Hasta el vinilo utilizado para las copias es de una mayor calidad que la del resto de los álbumes lanzados por esas fechas. Todos los esfuerzos se verán recompensados cuando Tubular Bells comienza a venderse. Es el primer disco de la Virgin, el sello creado por Branson para su comercialización, que inaugurara el catálogo de una de las discográficas señeras en lo venidero. The Human League, Culture Club o Simple Minds serán algunos de los artistas que firmarán con la casa en los próximos años.
No es ajena al insospechado éxito que cosechará el debut de Oldfield la inclusión de un pequeño fragmento de su primer álbum en la banda sonora de El exorcista (1973), la cinta con la que William Friedkin marcará un nuevo tiempo en el cine de terror: aquel en el que los endemoniados sustituirán a las antiguas criaturas de la noche. Si el espectador se fija, dentro del score del filme ocupa más espacio Layla (1970), la célebre canción de Eric Clapton, al frente de Derek and the Dominos, que se escucha en la secuencia en que el padre Damien Karras (Kason Miller), el exorcista propiamente dicho, visita un bar junto a otro cura. Pero la música de Oldfield pasa por ser la banda sonora de la película.
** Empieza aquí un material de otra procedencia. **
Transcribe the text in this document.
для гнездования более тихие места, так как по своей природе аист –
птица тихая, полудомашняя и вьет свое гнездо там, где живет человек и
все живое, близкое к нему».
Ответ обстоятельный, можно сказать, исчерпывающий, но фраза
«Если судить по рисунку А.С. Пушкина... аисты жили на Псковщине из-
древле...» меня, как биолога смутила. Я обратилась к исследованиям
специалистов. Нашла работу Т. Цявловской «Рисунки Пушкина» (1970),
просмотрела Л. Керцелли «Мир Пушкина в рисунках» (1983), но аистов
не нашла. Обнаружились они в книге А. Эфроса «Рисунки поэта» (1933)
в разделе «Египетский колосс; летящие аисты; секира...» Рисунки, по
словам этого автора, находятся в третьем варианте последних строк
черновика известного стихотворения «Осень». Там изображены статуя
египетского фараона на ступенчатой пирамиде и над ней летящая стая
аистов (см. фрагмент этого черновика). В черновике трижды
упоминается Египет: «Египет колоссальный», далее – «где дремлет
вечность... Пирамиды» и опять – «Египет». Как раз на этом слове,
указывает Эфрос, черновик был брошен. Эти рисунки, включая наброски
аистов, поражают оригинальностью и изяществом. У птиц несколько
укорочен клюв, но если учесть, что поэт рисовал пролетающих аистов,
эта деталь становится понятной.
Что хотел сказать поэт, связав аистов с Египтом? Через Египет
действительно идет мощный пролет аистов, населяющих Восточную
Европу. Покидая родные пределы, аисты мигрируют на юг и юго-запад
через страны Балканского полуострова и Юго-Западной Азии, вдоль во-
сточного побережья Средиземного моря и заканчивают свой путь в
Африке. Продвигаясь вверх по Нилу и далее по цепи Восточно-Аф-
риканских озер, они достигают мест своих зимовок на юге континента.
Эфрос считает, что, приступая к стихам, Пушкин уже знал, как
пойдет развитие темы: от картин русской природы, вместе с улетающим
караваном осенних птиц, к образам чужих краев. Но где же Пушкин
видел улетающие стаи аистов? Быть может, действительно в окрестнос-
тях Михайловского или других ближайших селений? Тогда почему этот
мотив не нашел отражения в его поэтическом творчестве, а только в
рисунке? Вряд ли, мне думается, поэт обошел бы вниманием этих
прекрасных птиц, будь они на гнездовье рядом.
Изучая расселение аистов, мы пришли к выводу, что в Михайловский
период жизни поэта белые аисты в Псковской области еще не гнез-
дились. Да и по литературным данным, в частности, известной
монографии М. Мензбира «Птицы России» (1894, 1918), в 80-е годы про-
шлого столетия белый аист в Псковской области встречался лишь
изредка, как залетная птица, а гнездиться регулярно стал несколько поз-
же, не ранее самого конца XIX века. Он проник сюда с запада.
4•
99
Aunque el músico es un hombre muy tímido, si no acompaña el lanzamiento con la correspondiente serie de conciertos en directo es porque le resultaría de todo punto imposible tocar a la vez todos los instrumentos que toca en el álbum, donde previamente han sido registrados por separado, cada uno en la pista correspondiente. Después, las mezclas han obrado el milagro.
Tubular Bells, tras alcanzar el primer puesto en las listas británicas, permanecerá en ellas más de cinco años. Su éxito será muy semejante en el resto del mundo. Rock progresivo, space rock, rock sinfónico, rock experimental o krautrock son algunas de las etiquetas que le adjudica la crítica, antes de concluir que es el pórtico de la música de la Nueva Era. Así se escribe la historia.